Self-care and self-love are intertwined. When you treat yourself with love and compassion, self-care is a natural byproduct of that. For example, maybe you would like to treat yourself to a spa day. You can afford it, but you don’t feel worthy of it. In that case, self-love needs to be addressed.


You’re not selfish for taking care of yourself. If you are beating yourself up and being perfectionistic, then it’s time to work on those deeper issues.


Self-Care Is Not a Band-Aid for Mental Illness or Other Serious Issues


For someone who is struggling with trauma or deep self-worth issues, self-care isn’t a band-aid that will magically heal them. Forcing themselves to meditate or do affirmations can even be triggering. Self-care should be a natural part of daily life, but taking a vacation or lighting a candle isn’t going to heal years of trauma. When someone is dealing with core self-worth issues or extreme stress, scheduling an appointment with a therapist may be the best thing someone can do for themselves at that moment.


Self Care Looks Different for Everyone


It’s important that you first meet your basic needs and not force yourself to take on activities you aren’t in a state of mind to do. If you have core self-worth issues, sometimes the best thing you can do is address those and see a professional. Just know that self-care is all about your relationship with yourself. That reflects on your relationship with the rest of your world. So be kind to yourself. Always.


Sometimes self-care is allowing your child to watch tv so you can get a moment’s peace, despite your best intentions to limit their screen time. Maybe it is taking a bath and reading a book. Can we recommend our relaxing “Replenishing Soaking” Salt Soaking Bath Salts?


Self-care looks different for everyone, based on who they are and what they are currently going through.
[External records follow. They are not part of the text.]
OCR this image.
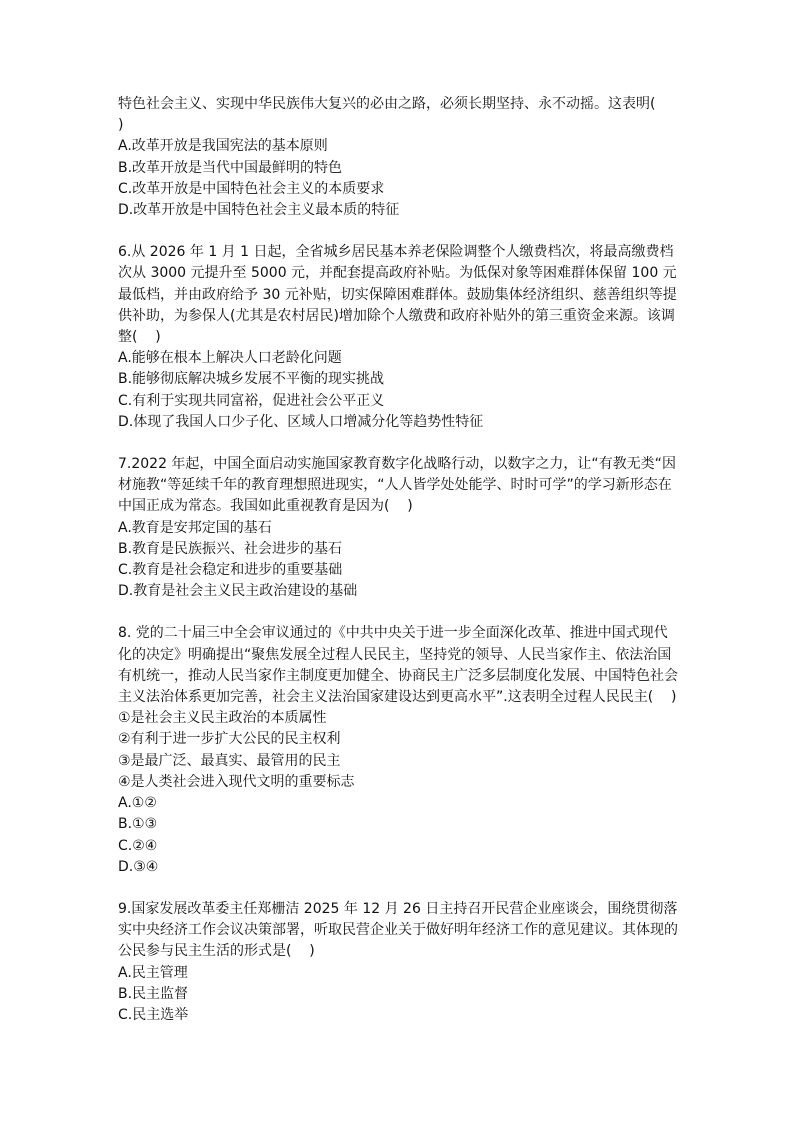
特色社会主义、实现中华民族伟大复兴的必由之路，必须长期坚持、永不动摇。这表明(    )

A.改革开放是我国宪法的基本原则

B.改革开放是当代中国最鲜明的特色

C.改革开放是中国特色社会主义的本质要求

D.改革开放是中国特色社会主义最本质的特征

6.从 2026 年 1 月 1 日起，全省城乡居民基本养老保险调整个人缴费档次，将最高缴费档次从 3000 元提升至 5000 元，并配套提高政府补贴。为低保对象等困难群体保留 100 元最低档，并由政府给予 30 元补贴，切实保障困难群体。鼓励集体经济组织、慈善组织等提供补助，为参保人(尤其是农村居民)增加除个人缴费和政府补贴外的第三重资金来源。该调整(    )

A.能够在根本上解决人口老龄化问题

B.能够彻底解决城乡发展不平衡的现实挑战

C.有利于实现共同富裕，促进社会公平正义

D.体现了我国人口少子化、区域人口增减分化等趋势性特征

7.2022 年起，中国全面启动实施国家教育数字化战略行动，以数字之力，让“有教无类“因材施教“等延续千年的教育理想照进现实，“人人皆学处处能学、时时可学”的学习新形态在中国正成为常态。我国如此重视教育是因为(    )

A.教育是安邦定国的基石

B.教育是民族振兴、社会进步的基石

C.教育是社会稳定和进步的重要基础

D.教育是社会主义民主政治建设的基础

8. 党的二十届三中全会审议通过的《中共中央关于进一步全面深化改革、推进中国式现代化的决定》明确提出“聚焦发展全过程人民民主，坚持党的领导、人民当家作主、依法治国有机统一，推动人民当家作主制度更加健全、协商民主广泛多层制度化发展、中国特色社会主义法治体系更加完善，社会主义法治国家建设达到更高水平”.这表明全过程人民民主(    )①是社会主义民主政治的本质属性

②有利于进一步扩大公民的民主权利

③是最广泛、最真实、最管用的民主

④是人类社会进入现代文明的重要标志

A.①②

B.①③

C.②④

D.③④

9.国家发展改革委主任郑栅洁 2025 年 12 月 26 日主持召开民营企业座谈会，围绕贯彻落实中央经济工作会议决策部署，听取民营企业关于做好明年经济工作的意见建议。其体现的公民参与民主生活的形式是(    )

A.民主管理

B.民主监督

C.民主选举
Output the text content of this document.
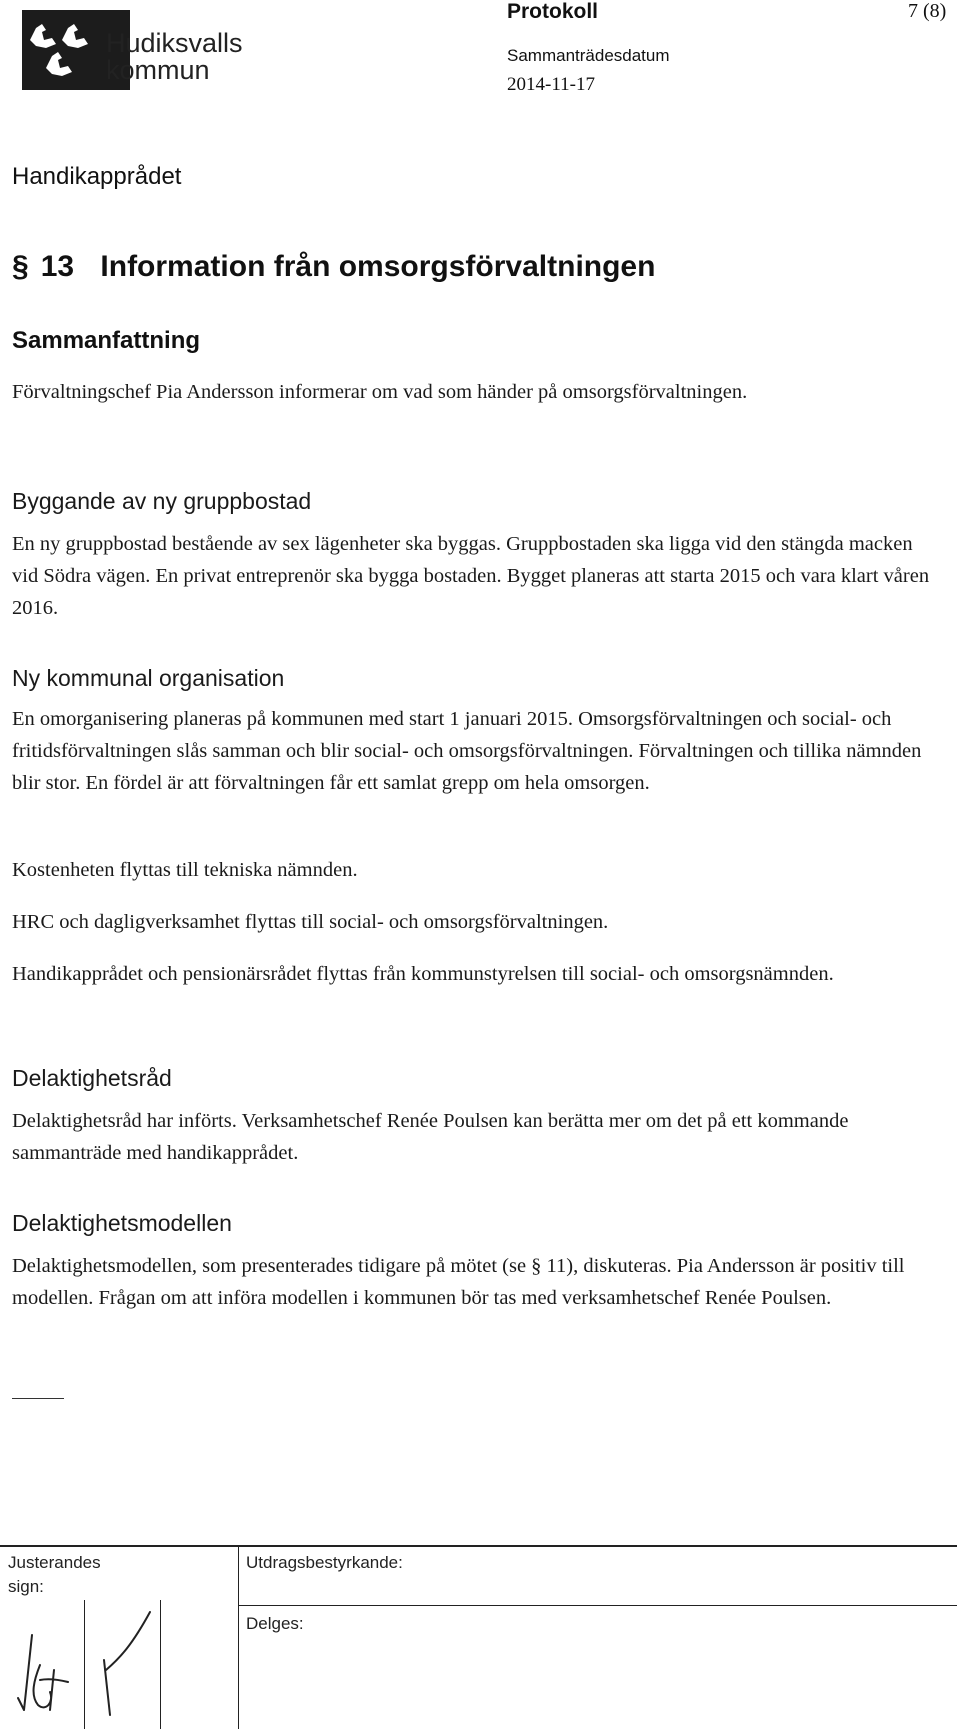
Hudiksvalls
kommun
Protokoll	7 (8)
Sammanträdesdatum
2014-11-17
Handikapprådet
§ 13 Information från omsorgsförvaltningen
Sammanfattning
Förvaltningschef Pia Andersson informerar om vad som händer på omsorgsförvaltningen.
Byggande av ny gruppbostad
En ny gruppbostad bestående av sex lägenheter ska byggas. Gruppbostaden ska ligga vid den stängda macken vid Södra vägen. En privat entreprenör ska bygga bostaden. Bygget planeras att starta 2015 och vara klart våren 2016.
Ny kommunal organisation
En omorganisering planeras på kommunen med start 1 januari 2015. Omsorgsförvaltningen och social- och fritidsförvaltningen slås samman och blir social- och omsorgsförvaltningen. Förvaltningen och tillika nämnden blir stor. En fördel är att förvaltningen får ett samlat grepp om hela omsorgen.
Kostenheten flyttas till tekniska nämnden.
HRC och dagligverksamhet flyttas till social- och omsorgsförvaltningen.
Handikapprådet och pensionärsrådet flyttas från kommunstyrelsen till social- och omsorgsnämnden.
Delaktighetsråd
Delaktighetsråd har införts. Verksamhetschef Renée Poulsen kan berätta mer om det på ett kommande sammanträde med handikapprådet.
Delaktighetsmodellen
Delaktighetsmodellen, som presenterades tidigare på mötet (se § 11), diskuteras. Pia Andersson är positiv till modellen. Frågan om att införa modellen i kommunen bör tas med verksamhetschef Renée Poulsen.
Justerandes
sign:
Utdragsbestyrkande:
Delges:
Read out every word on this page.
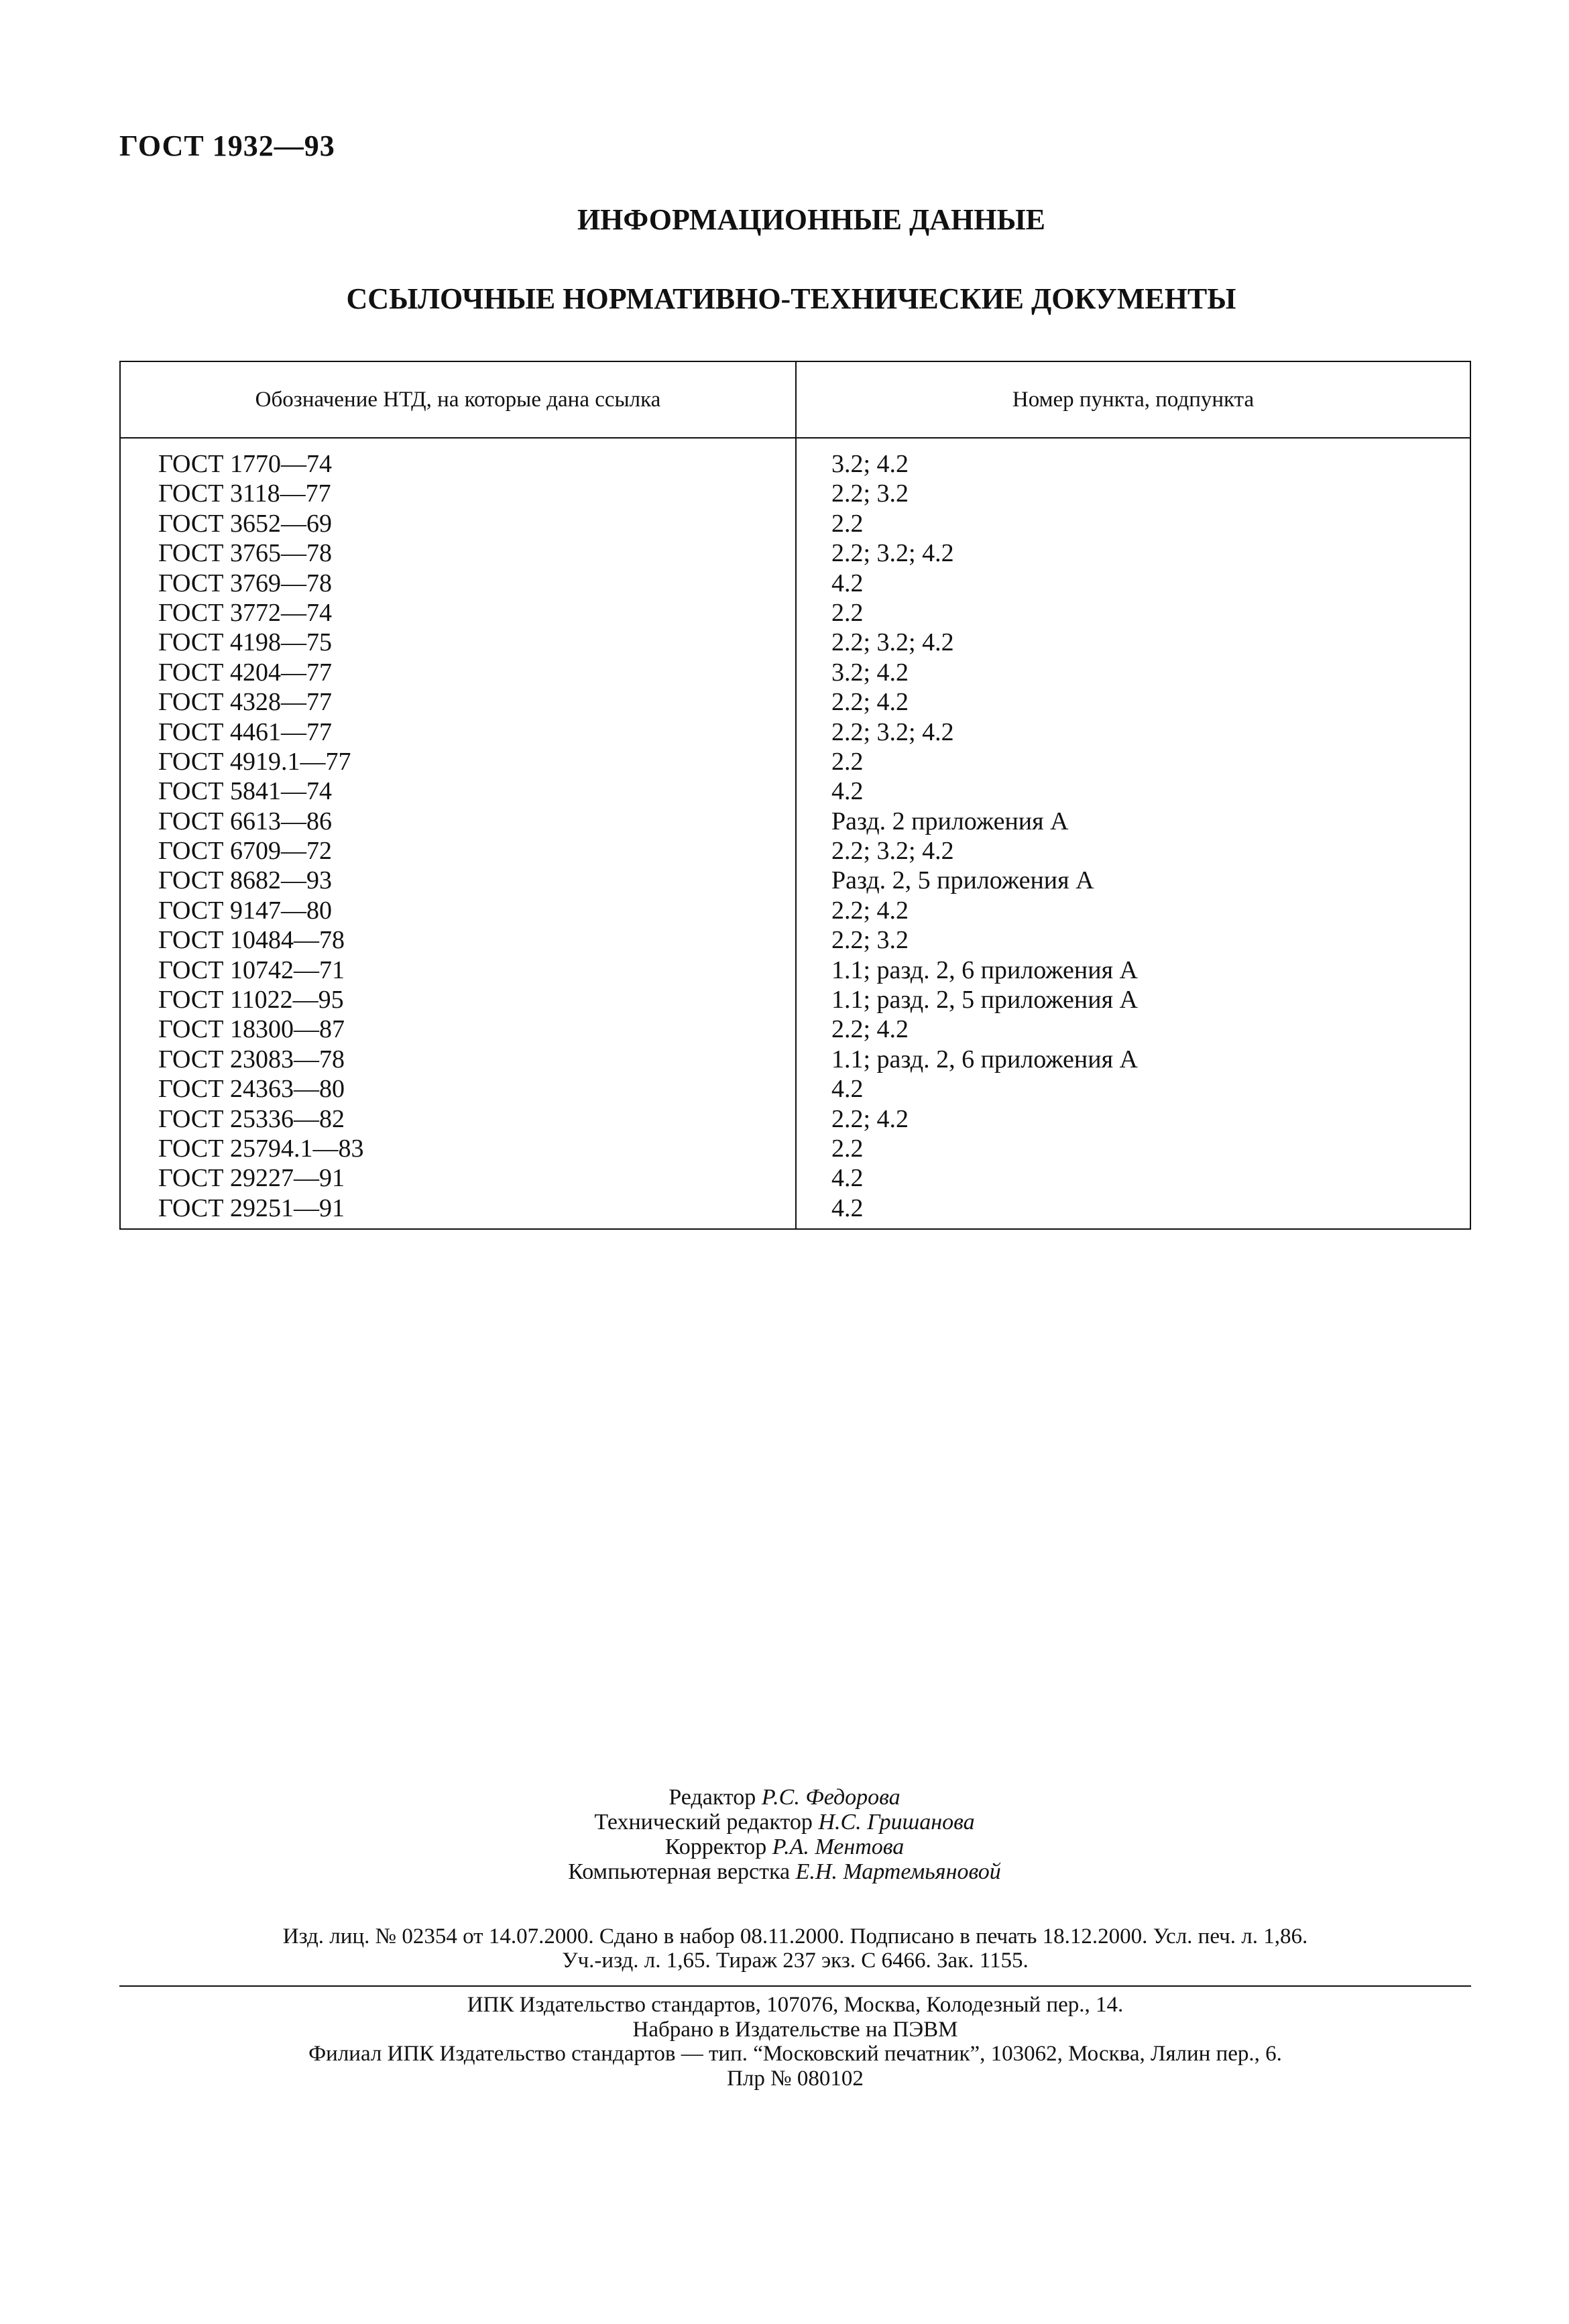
ГОСТ 1932—93
ИНФОРМАЦИОННЫЕ ДАННЫЕ
ССЫЛОЧНЫЕ НОРМАТИВНО-ТЕХНИЧЕСКИЕ ДОКУМЕНТЫ
Обозначение НТД, на которые дана ссылка	Номер пункта, подпункта
ГОСТ 1770—74
ГОСТ 3118—77
ГОСТ 3652—69
ГОСТ 3765—78
ГОСТ 3769—78
ГОСТ 3772—74
ГОСТ 4198—75
ГОСТ 4204—77
ГОСТ 4328—77
ГОСТ 4461—77
ГОСТ 4919.1—77
ГОСТ 5841—74
ГОСТ 6613—86
ГОСТ 6709—72
ГОСТ 8682—93
ГОСТ 9147—80
ГОСТ 10484—78
ГОСТ 10742—71
ГОСТ 11022—95
ГОСТ 18300—87
ГОСТ 23083—78
ГОСТ 24363—80
ГОСТ 25336—82
ГОСТ 25794.1—83
ГОСТ 29227—91
ГОСТ 29251—91
3.2; 4.2
2.2; 3.2
2.2
2.2; 3.2; 4.2
4.2
2.2
2.2; 3.2; 4.2
3.2; 4.2
2.2; 4.2
2.2; 3.2; 4.2
2.2
4.2
Разд. 2 приложения А
2.2; 3.2; 4.2
Разд. 2, 5 приложения А
2.2; 4.2
2.2; 3.2
1.1; разд. 2, 6 приложения А
1.1; разд. 2, 5 приложения А
2.2; 4.2
1.1; разд. 2, 6 приложения А
4.2
2.2; 4.2
2.2
4.2
4.2
Редактор Р.С. Федорова
Технический редактор Н.С. Гришанова
Корректор Р.А. Ментова
Компьютерная верстка Е.Н. Мартемьяновой
Изд. лиц. № 02354 от 14.07.2000. Сдано в набор 08.11.2000. Подписано в печать 18.12.2000. Усл. печ. л. 1,86.
Уч.-изд. л. 1,65. Тираж 237 экз. С 6466. Зак. 1155.
ИПК Издательство стандартов, 107076, Москва, Колодезный пер., 14.
Набрано в Издательстве на ПЭВМ
Филиал ИПК Издательство стандартов — тип. “Московский печатник”, 103062, Москва, Лялин пер., 6.
Плр № 080102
The following is a list of examples of what self-care could look like for different people:


  • Reading a book
  • Ordering food delivery
  • Having groceries delivered
  • Hiring someone to clean your house once a month
  • Lying down for 30 minutes
  • Calling up a friend
  • Asking a friend or family member to babysit so you can get some alone time
  • Lighting a scented candle
  • Prayer
  • Meditation
  • Taking a bath
  • Talking to a life coach
  • Telling your partner you need 3 hours to yourself every weekend
  • Eating junk food once in a while
  • Letting the kids watch tv so you can take a break
  • Aromatherapy
  • Preparing a nice cup of tea
  • Buying a new outfit
  • Giving yourself a body massage with our Anti-Cellulite Wooden Massager and “Firm-Shell” Firming Body Oil
  • Dimming the lights and turning on music
  • Getting a manicure
  • Writing in your self-care journal
  • Getting a massage
  • Scheduling a date night
  • Telling your boss “no” to more hours
  • Rescheduling your plans
  • Delegating a task to someone else
  • Attending a church service
  • Watching your favorite show
  • Window-shopping at the mall
  • Taking a mini-vacation


Sometimes self-care is falling asleep with your clothes on when you are exhausted and

not getting up until the next morning. Sometimes it’s getting your hair and nails done. Self-care is real. Self-care is messy sometimes. It’s not the image of a girl in a bubble bath, in a vintage bathtub in a Parisian apartment. It doesn’t look like a magazine cover. Taking care of yourself isn’t a luxury and shouldn’t cost you a lot of money. The whole point is to weave a self-care routine into your daily life so that you can prevent burnout. Self-care is a way of life. Don’t pressure yourself or beat yourself up. Be kind to yourself. Always.